Today is Christmas. The Feast of the Nativity of the Lord. The day when we celebrate the fact that God became man, a human being, in Jesus, who was born at Bethlehem.
Here is a video with Eleonore Stump, a very intelligent, thoughtful Christian philosopher. In this video, she discusses how it is possible to think of Jesus as God.
She says that, to understand the mystery of the Incarnation, the old patristic formulations help. In particular, the Chalcedonian formula states that Jesus is one person with two natures. The person Jesus is both divine and human, man and God: he has both natures.
If that dogmatic formulation sounds abstract and cold, it nonethelss communicates a reality that is full of love. Because the formulation helps you see how God can come closer to humanity in the person of Jesus.
Stump puts it this way:
The Difficulty
Jesus is interested in making God closer to human experience. He is always saying: Come to me.

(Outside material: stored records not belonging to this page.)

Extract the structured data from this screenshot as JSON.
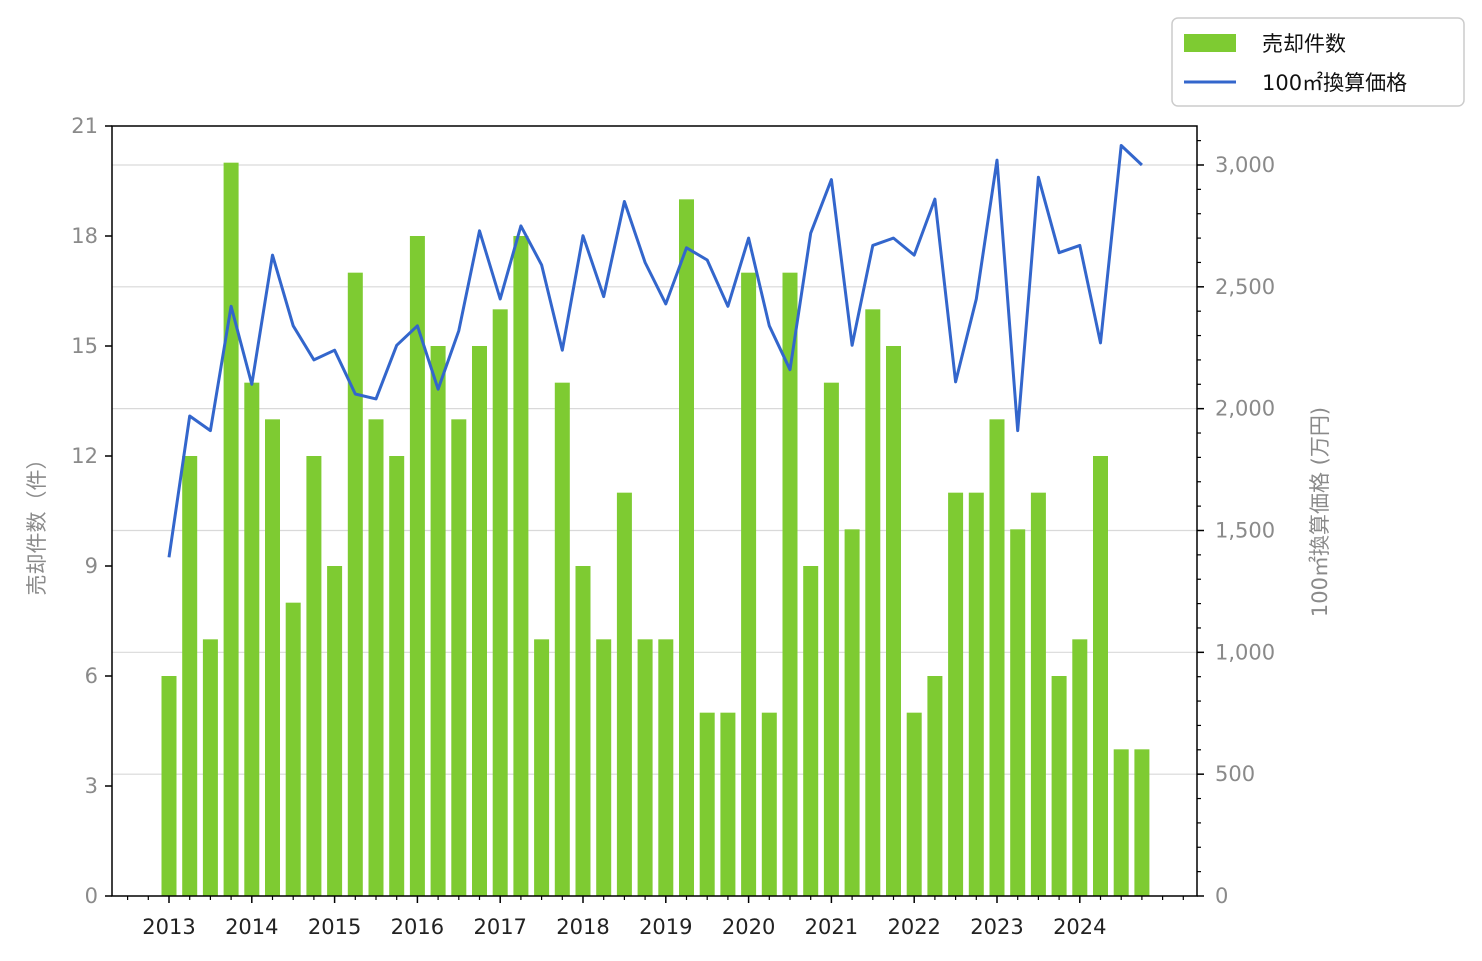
{
  "chart_data": {
    "type": "bar+line",
    "x_tick_labels": [
      "2013",
      "2014",
      "2015",
      "2016",
      "2017",
      "2018",
      "2019",
      "2020",
      "2021",
      "2022",
      "2023",
      "2024"
    ],
    "series": [
      {
        "name": "売却件数",
        "type": "bar",
        "axis": "left",
        "color": "#7ecb32",
        "values": [
          6,
          12,
          7,
          20,
          14,
          13,
          8,
          12,
          9,
          17,
          13,
          12,
          18,
          15,
          13,
          15,
          16,
          18,
          7,
          14,
          9,
          7,
          11,
          7,
          7,
          19,
          5,
          5,
          17,
          5,
          17,
          9,
          14,
          10,
          16,
          15,
          5,
          6,
          11,
          11,
          13,
          10,
          11,
          6,
          7,
          12,
          4,
          4
        ]
      },
      {
        "name": "100㎡換算価格",
        "type": "line",
        "axis": "right",
        "color": "#3366cc",
        "values": [
          1390,
          1970,
          1910,
          2420,
          2100,
          2630,
          2340,
          2200,
          2240,
          2060,
          2040,
          2260,
          2340,
          2080,
          2320,
          2730,
          2450,
          2750,
          2590,
          2240,
          2710,
          2460,
          2850,
          2600,
          2430,
          2660,
          2610,
          2420,
          2700,
          2340,
          2160,
          2720,
          2940,
          2260,
          2670,
          2700,
          2630,
          2860,
          2110,
          2450,
          3020,
          1910,
          2950,
          2640,
          2670,
          2270,
          3080,
          3000
        ]
      }
    ],
    "y_left": {
      "label": "売却件数（件）",
      "lim": [
        0,
        21
      ],
      "ticks": [
        0,
        3,
        6,
        9,
        12,
        15,
        18,
        21
      ],
      "tick_labels": [
        "0",
        "3",
        "6",
        "9",
        "12",
        "15",
        "18",
        "21"
      ]
    },
    "y_right": {
      "label": "100㎡換算価格 (万円)",
      "lim": [
        0,
        3160
      ],
      "ticks": [
        0,
        500,
        1000,
        1500,
        2000,
        2500,
        3000
      ],
      "tick_labels": [
        "0",
        "500",
        "1,000",
        "1,500",
        "2,000",
        "2,500",
        "3,000"
      ]
    },
    "grid": "horizontal-right-axis",
    "legend": {
      "placement": "top-right-outside",
      "entries": [
        "売却件数",
        "100㎡換算価格"
      ]
    }
  }
}
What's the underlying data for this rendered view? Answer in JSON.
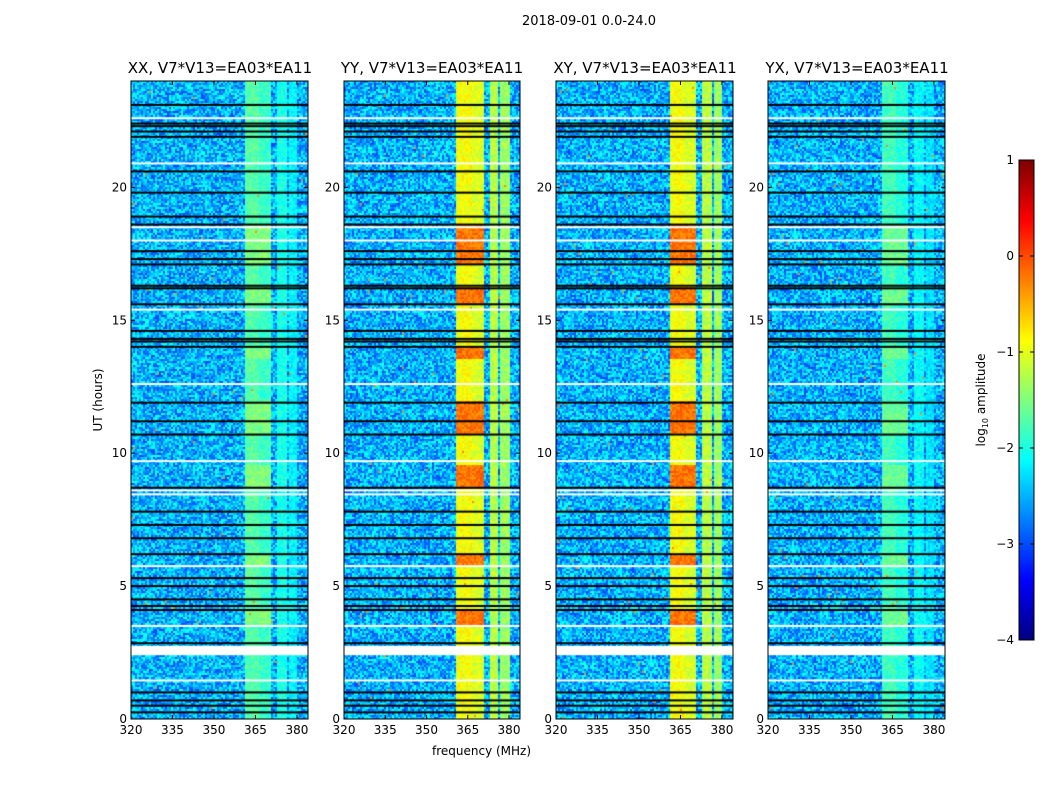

But how canGod get closer to humanity? A perfect, all-powerful God can’t stop being perfect or all-powerful. How can that kind of being empathize with a weak, limited human being?
What can be done?
The Solution
God cannot subtract from his nature, becoming less perfect, which would make Him other than He is. You’d run into contradiction. But He can add a nature: a human nature. That nature is limited and finite and weak.
The Simile
Stump offers a simile. God adopting a human nature and operating through that additional nature in Jesus is like an actor putting on blurry contact lenses. The actor actually has perfect vision, but if he’s playing the role of a blind person, the contact lenses will help the actor understand what it’s like to be that blind person, by experience. The blurry contact lenses will help bring that actor closer to the blind person and his blind reality, without detracting from his perfect 20/20 vision.
Similarly, in Jesus, you have a person who knows what it’s like to be human (because he is truly human), but who is also at the same time all-powerful and all-loving (because He is truly and totally divine).
(Note: I am sharing this video, because I am grateful for Stump’s discussion of the mystery of the Incarnation, and I think others might enjoy it and find it helpful, too.)